I think there really is an issue with social media - indeed with the web itself. Partly because children are growing up with a fast changing media environment that their parents are also learning. The challenge isn't met with bans - the primary duty rests with parents - but with harm reduction strategies. Also, in the same way we socialised kids going to bed at seven or eight pm, we need to develop social tools - supported by good safety advice - that allow parents to control their children's use of the web.
What's clear is that growing up in the years since the mid 2000s has been a bit of a wild west. Parents didn't appreciate how troubling some of the content out there had become - the job now is to give parents the tools and information necessary to allow them some degree of peace of mind. I'm not sure simple bans and curfews - each requiring adults to ID themselves before using sites - are the solution. Not just because de facto forcing adults into a digital ID is wrong but because this doesn't mean children can't and won't breach the walls you build.

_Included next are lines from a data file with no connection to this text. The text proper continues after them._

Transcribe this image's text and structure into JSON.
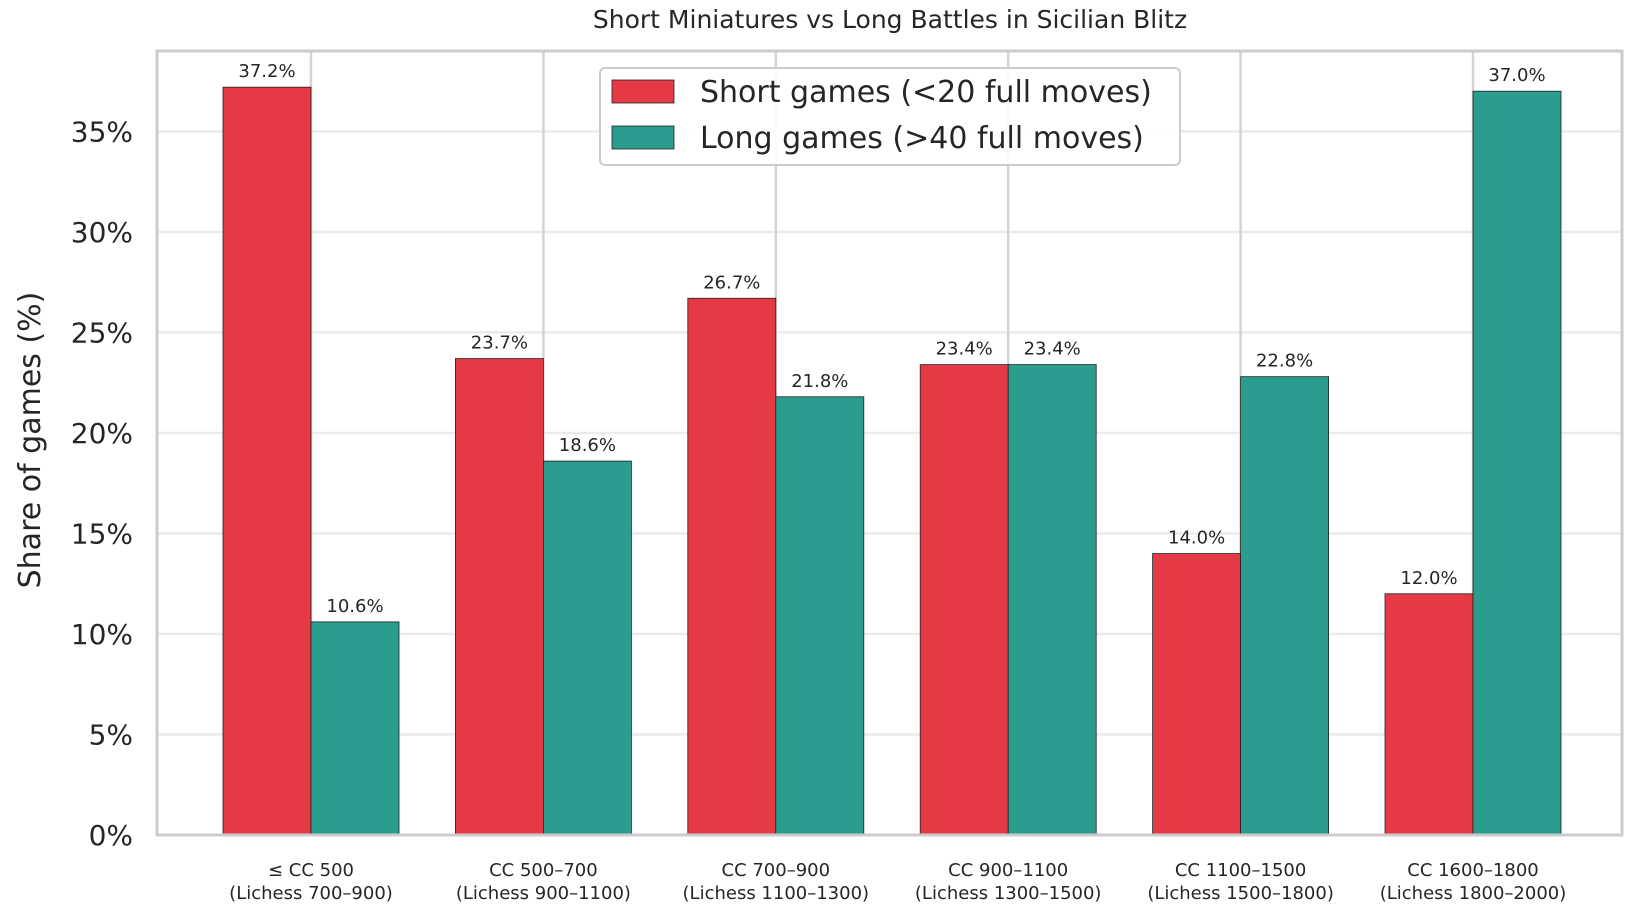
{
  "chart_data": {
    "type": "bar",
    "title": "Short Miniatures vs Long Battles in Sicilian Blitz",
    "xlabel": "",
    "ylabel": "Share of games (%)",
    "ylim": [
      0,
      39
    ],
    "yticks": [
      0,
      5,
      10,
      15,
      20,
      25,
      30,
      35
    ],
    "ytick_labels": [
      "0%",
      "5%",
      "10%",
      "15%",
      "20%",
      "25%",
      "30%",
      "35%"
    ],
    "categories": [
      [
        "≤ CC 500",
        "(Lichess 700–900)"
      ],
      [
        "CC 500–700",
        "(Lichess 900–1100)"
      ],
      [
        "CC 700–900",
        "(Lichess 1100–1300)"
      ],
      [
        "CC 900–1100",
        "(Lichess 1300–1500)"
      ],
      [
        "CC 1100–1500",
        "(Lichess 1500–1800)"
      ],
      [
        "CC 1600–1800",
        "(Lichess 1800–2000)"
      ]
    ],
    "series": [
      {
        "name": "Short games (<20 full moves)",
        "color": "#E63946",
        "values": [
          37.2,
          23.7,
          26.7,
          23.4,
          14.0,
          12.0
        ],
        "labels": [
          "37.2%",
          "23.7%",
          "26.7%",
          "23.4%",
          "14.0%",
          "12.0%"
        ]
      },
      {
        "name": "Long games (>40 full moves)",
        "color": "#2A9D8F",
        "values": [
          10.6,
          18.6,
          21.8,
          23.4,
          22.8,
          37.0
        ],
        "labels": [
          "10.6%",
          "18.6%",
          "21.8%",
          "23.4%",
          "22.8%",
          "37.0%"
        ]
      }
    ],
    "grid": true,
    "legend": "top-center"
  }
}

Finally smoking kills something like 70,000 people in Britain every year. There are a handful of tragic cases related to social media and some contested evidence about harm to mental health (although lockdown did vastly more damage to children's mental health than social media can even imagine). Calling social media "as bad as smoking" is simply another moral panic, a piece of ghastly nannying fussbucketry designed to scare people rather than help people. Anyone making this claim is a reprehensible shyster.